1
votes

I am trying to use execvp to run grep. The thought behind this program is to fork a child process, make the child sort a file named sortfile, then the parent process shall use grep on the sorted output. Below is my code.

#include <stdio.h>
#include <unistd.h>
#include <sys/types.h>
#include <sys/wait.h>

#define READ 0
#define WRITE 1

int main(int argc, char* argv) {
    pid_t cpid;
    int status;
    int pipefd[2];
    pipe(pipefd);
    char* args[] = {"grep", "f", NULL};

    cpid = fork();
    if(cpid == 0) {
        dup2(pipefd[READ], READ);
        dup2(pipefd[WRITE], WRITE);
        close(pipefd[READ]);
        close(pipefd[WRITE]);

        if(execlp("sort", "sort", "sortfile", NULL) == -1) {
            perror("sort");
        }       
    } else {
        dup2(pipefd[READ], READ);
        dup2(pipefd[WRITE], WRITE);
        close(pipefd[READ]);
        close(pipefd[WRITE]);
        wait(&status);

        if(execvp("grep", args) == -1) {
            perror("grep");
        }

    }
}

I am using dup2 to copy the file descriptors of the pipe to stdin and stdout and then closing unused file descriptors.

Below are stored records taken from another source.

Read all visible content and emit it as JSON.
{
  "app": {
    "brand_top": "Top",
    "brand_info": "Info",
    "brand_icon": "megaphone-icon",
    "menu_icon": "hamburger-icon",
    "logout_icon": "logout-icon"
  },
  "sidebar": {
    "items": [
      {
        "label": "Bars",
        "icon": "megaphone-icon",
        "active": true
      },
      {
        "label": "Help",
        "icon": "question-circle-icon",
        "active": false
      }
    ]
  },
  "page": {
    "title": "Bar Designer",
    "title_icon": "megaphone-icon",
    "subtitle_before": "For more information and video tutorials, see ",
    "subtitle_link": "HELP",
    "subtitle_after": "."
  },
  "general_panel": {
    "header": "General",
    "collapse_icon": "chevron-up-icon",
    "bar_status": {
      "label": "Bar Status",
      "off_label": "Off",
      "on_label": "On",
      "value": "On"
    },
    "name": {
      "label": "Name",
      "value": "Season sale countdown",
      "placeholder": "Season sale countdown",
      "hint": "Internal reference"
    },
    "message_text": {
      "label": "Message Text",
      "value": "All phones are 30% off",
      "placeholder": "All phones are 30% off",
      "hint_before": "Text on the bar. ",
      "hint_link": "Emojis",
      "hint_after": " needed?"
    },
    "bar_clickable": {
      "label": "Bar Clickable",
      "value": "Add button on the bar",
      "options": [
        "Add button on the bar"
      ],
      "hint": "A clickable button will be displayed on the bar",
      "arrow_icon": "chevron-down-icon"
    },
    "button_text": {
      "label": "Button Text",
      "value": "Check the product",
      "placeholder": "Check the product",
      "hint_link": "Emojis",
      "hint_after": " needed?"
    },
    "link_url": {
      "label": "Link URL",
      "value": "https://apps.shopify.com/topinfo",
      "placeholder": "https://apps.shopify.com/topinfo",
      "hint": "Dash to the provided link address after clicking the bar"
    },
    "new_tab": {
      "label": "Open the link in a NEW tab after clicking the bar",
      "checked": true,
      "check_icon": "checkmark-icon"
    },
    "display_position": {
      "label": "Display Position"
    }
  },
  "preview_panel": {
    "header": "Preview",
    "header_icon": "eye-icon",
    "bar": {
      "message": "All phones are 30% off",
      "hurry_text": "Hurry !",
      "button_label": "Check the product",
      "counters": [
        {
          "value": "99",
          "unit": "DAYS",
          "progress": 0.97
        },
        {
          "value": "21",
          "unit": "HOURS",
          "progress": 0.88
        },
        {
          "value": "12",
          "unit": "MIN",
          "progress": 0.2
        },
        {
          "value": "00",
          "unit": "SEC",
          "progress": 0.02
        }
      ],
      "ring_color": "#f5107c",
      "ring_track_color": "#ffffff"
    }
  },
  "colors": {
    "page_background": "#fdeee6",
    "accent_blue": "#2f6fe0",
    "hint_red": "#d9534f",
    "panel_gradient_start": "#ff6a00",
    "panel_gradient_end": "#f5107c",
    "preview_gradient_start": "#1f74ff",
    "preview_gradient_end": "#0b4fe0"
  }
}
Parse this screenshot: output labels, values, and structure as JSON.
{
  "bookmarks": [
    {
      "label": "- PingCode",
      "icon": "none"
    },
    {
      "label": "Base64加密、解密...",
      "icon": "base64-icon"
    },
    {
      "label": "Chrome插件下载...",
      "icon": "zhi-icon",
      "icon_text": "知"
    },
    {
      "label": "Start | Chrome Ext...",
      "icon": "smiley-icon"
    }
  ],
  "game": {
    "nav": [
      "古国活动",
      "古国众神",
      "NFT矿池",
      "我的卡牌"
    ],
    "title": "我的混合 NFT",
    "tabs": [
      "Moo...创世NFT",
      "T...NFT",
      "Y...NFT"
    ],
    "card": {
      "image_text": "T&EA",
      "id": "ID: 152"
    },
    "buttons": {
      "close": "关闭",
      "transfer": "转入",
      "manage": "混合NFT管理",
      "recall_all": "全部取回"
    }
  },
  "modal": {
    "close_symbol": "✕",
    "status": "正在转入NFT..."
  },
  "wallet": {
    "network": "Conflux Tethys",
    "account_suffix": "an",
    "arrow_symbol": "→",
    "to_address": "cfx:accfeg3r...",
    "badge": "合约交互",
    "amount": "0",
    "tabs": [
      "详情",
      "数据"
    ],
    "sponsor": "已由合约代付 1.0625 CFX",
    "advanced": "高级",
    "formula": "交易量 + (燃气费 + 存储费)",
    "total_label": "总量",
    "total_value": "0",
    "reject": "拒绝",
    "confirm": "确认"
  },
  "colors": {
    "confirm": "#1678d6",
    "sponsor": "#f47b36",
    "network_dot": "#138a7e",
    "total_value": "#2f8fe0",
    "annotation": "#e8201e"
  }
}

Even though doing this the program never returns, which leads me to believe it's trying to read from a file descriptor that's not being written to, thus blocking the process. I'm completely lost on this and could use some hints. The content of sortfile is a b f s g.

1
My god, I didn't even think about that. I fixed the dup2 calls and it's working. If you post it as an answer I will accept it. - Simon Carlson

1 Answers

2
votes

The dup2 calls are identical for both parent and child. That can't be right. The child(sort) needs to write to the pipe that the parent(grep) reads from.